Thunderbolt and the DAW industry. Implications?

Aloha,

Wondering about this new connectivity protocol and what it might mean for Cubase
(or any DAW) users.

Will consoles or audio interfaces etc benefit
or would it be overkill if Thunderbolt is used for recording/playback
of audio

Are FireWire 800 or Ethernet speeds all we will ever need?


TIA
{’.’}

Wow, thanks for that, Steve. :sunglasses:
I’m think gonna stick with my Firewire 410 probably until it breaks down (fingers crossed)… or until I have to purchase a new Mac (knock on wood).

And when you do, keep in mind, all new Macs now come with
this connectivity technology.
And like with FWire, Windows boxes with soon have it as well.

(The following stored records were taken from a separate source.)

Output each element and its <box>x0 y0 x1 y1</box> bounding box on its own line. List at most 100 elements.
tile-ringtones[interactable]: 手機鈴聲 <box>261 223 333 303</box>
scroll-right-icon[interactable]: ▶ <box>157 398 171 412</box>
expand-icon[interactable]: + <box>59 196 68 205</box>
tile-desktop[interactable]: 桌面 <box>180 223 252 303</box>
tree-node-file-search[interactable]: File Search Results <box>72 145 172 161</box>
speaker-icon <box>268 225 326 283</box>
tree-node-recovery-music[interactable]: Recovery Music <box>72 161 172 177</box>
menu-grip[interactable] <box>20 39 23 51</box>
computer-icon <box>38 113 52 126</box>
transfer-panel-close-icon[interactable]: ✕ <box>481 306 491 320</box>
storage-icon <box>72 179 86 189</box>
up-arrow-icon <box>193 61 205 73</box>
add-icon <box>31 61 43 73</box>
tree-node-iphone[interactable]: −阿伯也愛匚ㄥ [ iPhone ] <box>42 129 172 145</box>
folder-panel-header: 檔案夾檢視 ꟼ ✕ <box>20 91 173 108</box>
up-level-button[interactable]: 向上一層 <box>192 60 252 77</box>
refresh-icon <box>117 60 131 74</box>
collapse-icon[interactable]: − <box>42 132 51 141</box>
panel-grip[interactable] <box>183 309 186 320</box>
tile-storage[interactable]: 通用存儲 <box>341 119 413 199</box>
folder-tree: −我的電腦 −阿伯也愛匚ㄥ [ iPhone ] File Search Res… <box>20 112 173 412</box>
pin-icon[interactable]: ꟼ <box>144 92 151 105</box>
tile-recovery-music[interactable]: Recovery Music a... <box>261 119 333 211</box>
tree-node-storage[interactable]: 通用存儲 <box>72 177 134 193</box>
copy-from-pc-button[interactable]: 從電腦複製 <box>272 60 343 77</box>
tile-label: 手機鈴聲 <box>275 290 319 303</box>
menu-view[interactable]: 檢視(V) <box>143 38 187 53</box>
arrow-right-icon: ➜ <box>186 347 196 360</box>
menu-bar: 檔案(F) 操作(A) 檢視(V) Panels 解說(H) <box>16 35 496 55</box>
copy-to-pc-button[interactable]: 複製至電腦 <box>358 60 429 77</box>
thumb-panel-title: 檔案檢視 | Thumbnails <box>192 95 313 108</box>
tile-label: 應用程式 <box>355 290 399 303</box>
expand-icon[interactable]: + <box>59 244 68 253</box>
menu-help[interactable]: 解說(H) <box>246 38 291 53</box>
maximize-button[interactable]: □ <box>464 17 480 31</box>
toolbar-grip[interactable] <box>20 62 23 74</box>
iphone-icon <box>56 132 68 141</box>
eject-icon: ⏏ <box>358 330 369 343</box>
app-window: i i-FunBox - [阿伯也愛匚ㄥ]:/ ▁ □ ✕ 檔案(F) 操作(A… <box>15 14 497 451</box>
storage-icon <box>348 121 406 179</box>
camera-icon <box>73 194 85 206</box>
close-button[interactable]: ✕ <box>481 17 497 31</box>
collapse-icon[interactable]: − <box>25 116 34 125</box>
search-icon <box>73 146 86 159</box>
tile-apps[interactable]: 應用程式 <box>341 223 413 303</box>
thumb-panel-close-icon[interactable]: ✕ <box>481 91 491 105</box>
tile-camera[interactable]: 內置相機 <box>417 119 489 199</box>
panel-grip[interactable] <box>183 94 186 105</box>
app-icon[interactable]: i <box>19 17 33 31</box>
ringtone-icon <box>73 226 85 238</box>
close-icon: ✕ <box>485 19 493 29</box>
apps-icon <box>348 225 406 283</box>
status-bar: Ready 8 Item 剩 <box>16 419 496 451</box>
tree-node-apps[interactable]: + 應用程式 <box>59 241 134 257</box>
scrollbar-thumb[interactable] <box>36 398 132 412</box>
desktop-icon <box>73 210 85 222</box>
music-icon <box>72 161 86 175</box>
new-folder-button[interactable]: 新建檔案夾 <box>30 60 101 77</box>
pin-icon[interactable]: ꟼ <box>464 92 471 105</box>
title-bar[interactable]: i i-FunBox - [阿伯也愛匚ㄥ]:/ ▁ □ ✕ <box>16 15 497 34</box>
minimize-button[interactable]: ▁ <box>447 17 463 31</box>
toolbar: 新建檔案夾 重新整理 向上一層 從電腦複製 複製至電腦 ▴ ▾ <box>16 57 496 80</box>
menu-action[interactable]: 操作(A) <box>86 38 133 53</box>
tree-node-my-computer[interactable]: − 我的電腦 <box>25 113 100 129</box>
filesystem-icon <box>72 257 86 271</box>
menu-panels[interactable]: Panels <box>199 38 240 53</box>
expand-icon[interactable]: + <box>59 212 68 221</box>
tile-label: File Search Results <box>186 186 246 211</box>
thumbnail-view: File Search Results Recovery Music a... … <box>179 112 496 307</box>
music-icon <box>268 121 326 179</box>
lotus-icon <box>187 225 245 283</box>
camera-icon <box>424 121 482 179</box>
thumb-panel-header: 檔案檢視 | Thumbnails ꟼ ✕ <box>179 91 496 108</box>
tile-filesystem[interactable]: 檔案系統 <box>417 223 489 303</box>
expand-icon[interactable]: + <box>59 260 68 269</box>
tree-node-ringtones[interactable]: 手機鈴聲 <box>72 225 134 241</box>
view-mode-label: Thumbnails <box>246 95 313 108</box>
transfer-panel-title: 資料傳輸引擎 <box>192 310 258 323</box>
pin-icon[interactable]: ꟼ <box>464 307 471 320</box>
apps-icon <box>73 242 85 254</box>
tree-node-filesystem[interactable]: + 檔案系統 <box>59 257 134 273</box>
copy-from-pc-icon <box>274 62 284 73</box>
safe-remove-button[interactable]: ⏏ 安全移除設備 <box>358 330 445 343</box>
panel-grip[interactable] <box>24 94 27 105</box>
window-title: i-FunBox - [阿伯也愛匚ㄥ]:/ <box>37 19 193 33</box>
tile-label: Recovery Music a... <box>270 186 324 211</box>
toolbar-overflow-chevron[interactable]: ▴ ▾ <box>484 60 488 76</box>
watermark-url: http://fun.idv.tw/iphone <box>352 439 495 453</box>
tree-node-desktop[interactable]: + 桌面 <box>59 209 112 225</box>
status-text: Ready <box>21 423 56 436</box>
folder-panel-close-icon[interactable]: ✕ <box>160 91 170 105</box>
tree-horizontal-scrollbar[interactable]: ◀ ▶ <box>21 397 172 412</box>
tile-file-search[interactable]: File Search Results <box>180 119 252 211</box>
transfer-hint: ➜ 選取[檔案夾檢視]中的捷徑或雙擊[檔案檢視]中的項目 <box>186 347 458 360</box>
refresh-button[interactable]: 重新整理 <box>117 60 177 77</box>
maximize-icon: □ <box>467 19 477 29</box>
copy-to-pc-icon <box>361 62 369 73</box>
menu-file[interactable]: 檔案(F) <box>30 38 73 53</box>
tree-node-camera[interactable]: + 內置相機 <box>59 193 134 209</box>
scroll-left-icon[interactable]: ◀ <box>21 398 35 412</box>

But as DAW users is it ‘too much’ for our needs?
Or will some very clever folks find new out-of-the-box ways to use it?

Example:
Would Cubase’s ‘VST System Link’ benefit from Thunderbolt’s speed?
Or
if Yamaha and Steiny built a new console together. (like the n8/12)
A TB connection to a 'puter with an SSD could be very powerful
and very stable.

{’-’}

Aloha

One thing I’ve learned over the past 25+ years is that every computer I’ve ever owned becomes obsolete - it’s something I’ve come to accept.

New technology is advancing so quickly that it’s hard to keep up, however, at the same time I keep reminding myself it becomes more imperative to keep creatively productive with tools I currently have in order to stay within the creative process, i.e., it’s about music first, computer second (for me). It’s as if they require two different mindsets.

I really am just a piano player and if I had to, I suppose I could always go back and use old school methods: a piano, pen and paper. OTOH, technology also inspires and so I’ll try to keep a balanced eye (and pocketbook). The shi*t is expensive.

Shakka, brah…

ROFLAO! (at least rarin’ back very far in my chair)

You are soooo right. Its so easy to get caught up in the ‘latest and greatest’
gear/technology. I guess it goes with DAW territory.

Ye olde G5 was a top-o-the-line Mac at the time,
and now I am writing this post on it.

Tanx for the overview majik. I needed that.
{’-’}

Better get your wooden fillings changed over to mercury amalgam Steve! Or skip right on over to porcelain!

The thunderbolt used by Apple is not in its definitif form, the design is to use optical connections.

I think most manufacturers are waiting if this thing will be the successor of usb-3, so will I! :smiley:

When it’s not an Apple owned technology give me a yell.

Thunderbolt is from Intel, also available to the Windows platform!

External PCIe. It’s like intravenous data. :open_mouth:

And when the cables cost a bit less than $49 give me a yell.

They finally went for copper instead of optical because it’s cheaper, because they could and because it can deliver power too.
I guess it could enable super capacity audio cards at some point but it sounds more like a hard drive and VDU interface at the moment. An odd combination but I suppose there’s the convenience of fewer interface types at least.

Anyway, are there disks that can read/write at 10Gbps? My eSATA writes 300GB in 2hrs. I don’t know what that proves though. My gut feeling is that it’s overkill for most small peripherals where price is crucial for market success. How about a Thunderbolt USB hub though?

Isn’t mini-port Apple?

Apple just replaced the optical connectors and cables for copper versions, the design is by Intel, Apple doesn’t make their own stuff, it’s more a special customized system from standard components, the last generation was mostly based on Gigabyte hardware.